Over a dozen stops across Iowa, the four top contenders tried to make the case that their policies, background or experience uniquely positions them to beat Trump in November, even as many downplayed expectations.

Biden played up his decades of experience in public office, saying that Republicans quake with fear over his candidacy because “they know if I’m the nominee, I’ll beat Donald Trump.”

His main rival for the more moderate vote is Buttigieg, who has presented himself as a more youthful alternative to the field of septuagenarians.

“This is no time to confront a fundamentally different challenge by falling back on the familiar,” said the 38-year-old. “Let’s have the courage to do something different.”

The more liberal candidates, meanwhile, promoted their sweeping policy proposals as part of a war on incrementalism.

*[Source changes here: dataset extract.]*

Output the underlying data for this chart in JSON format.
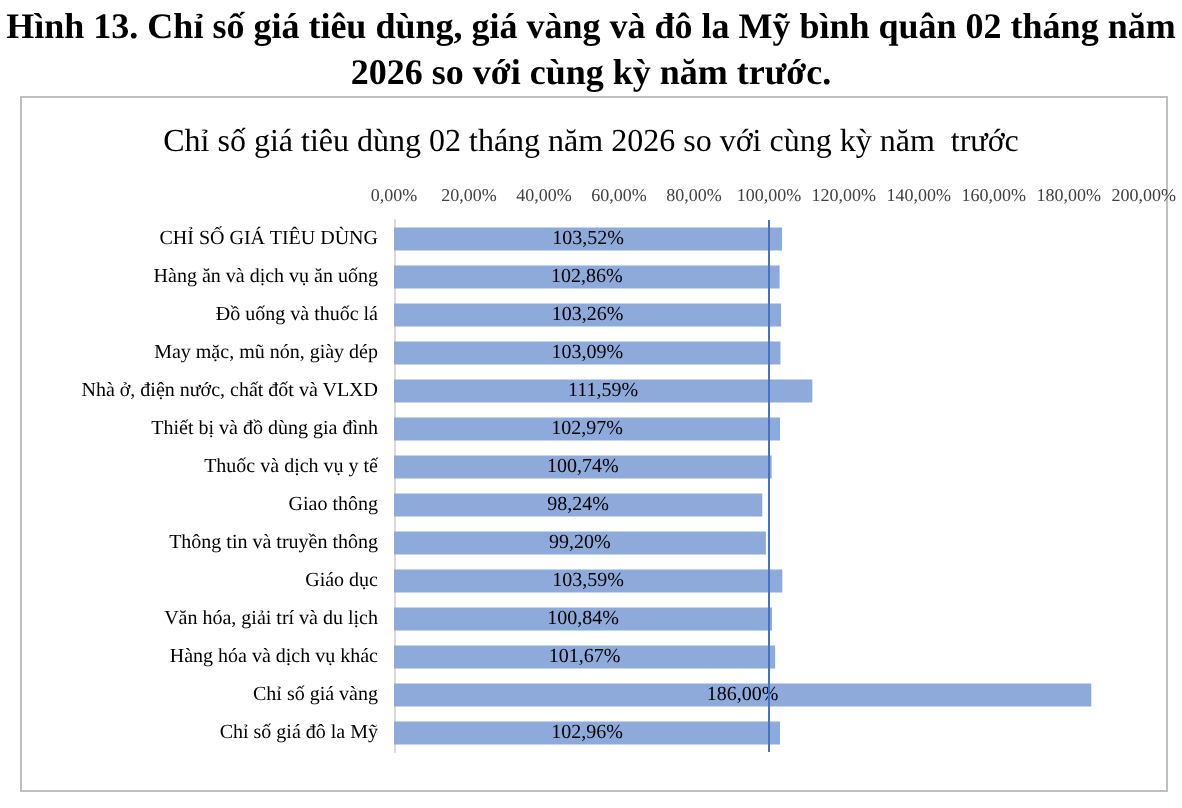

“We’re not going to do this by nibbling at the edges. It’s going to take big structural change. And I’ve got a plan for that,” Warren said to a crowd of nearly 1,000 crammed into an Iowa City gym.

And Sanders, rising in some polls, received ear-splitting applause late Saturday in Cedar Rapids as he kicked off a free concert from indie rock band Vampire Weekend by ticking through his plans.

“The whole world is asking if the people of Iowa are prepared to stand up and fight for justice,” he said. “All over the world, people are watching to see if the people in Iowa are prepared to help create a government and an economy that will work for all of us, and not just the 1%.”

What’s next for the candidates

The race will shift on Tuesday from the snowy plains of Iowa to the snowy forests of New Hampshire, where voters cast ballots in a week. Then it’s on to Nevada and South Carolina, the first-in-the-South primary.

But the biggest troves of delegates will be awarded in March, starting with the populous states that vote on Super Tuesday and through Georgia's March 24 race. That's when Mike Bloomberg, the former New York mayor, hopes to make his stand.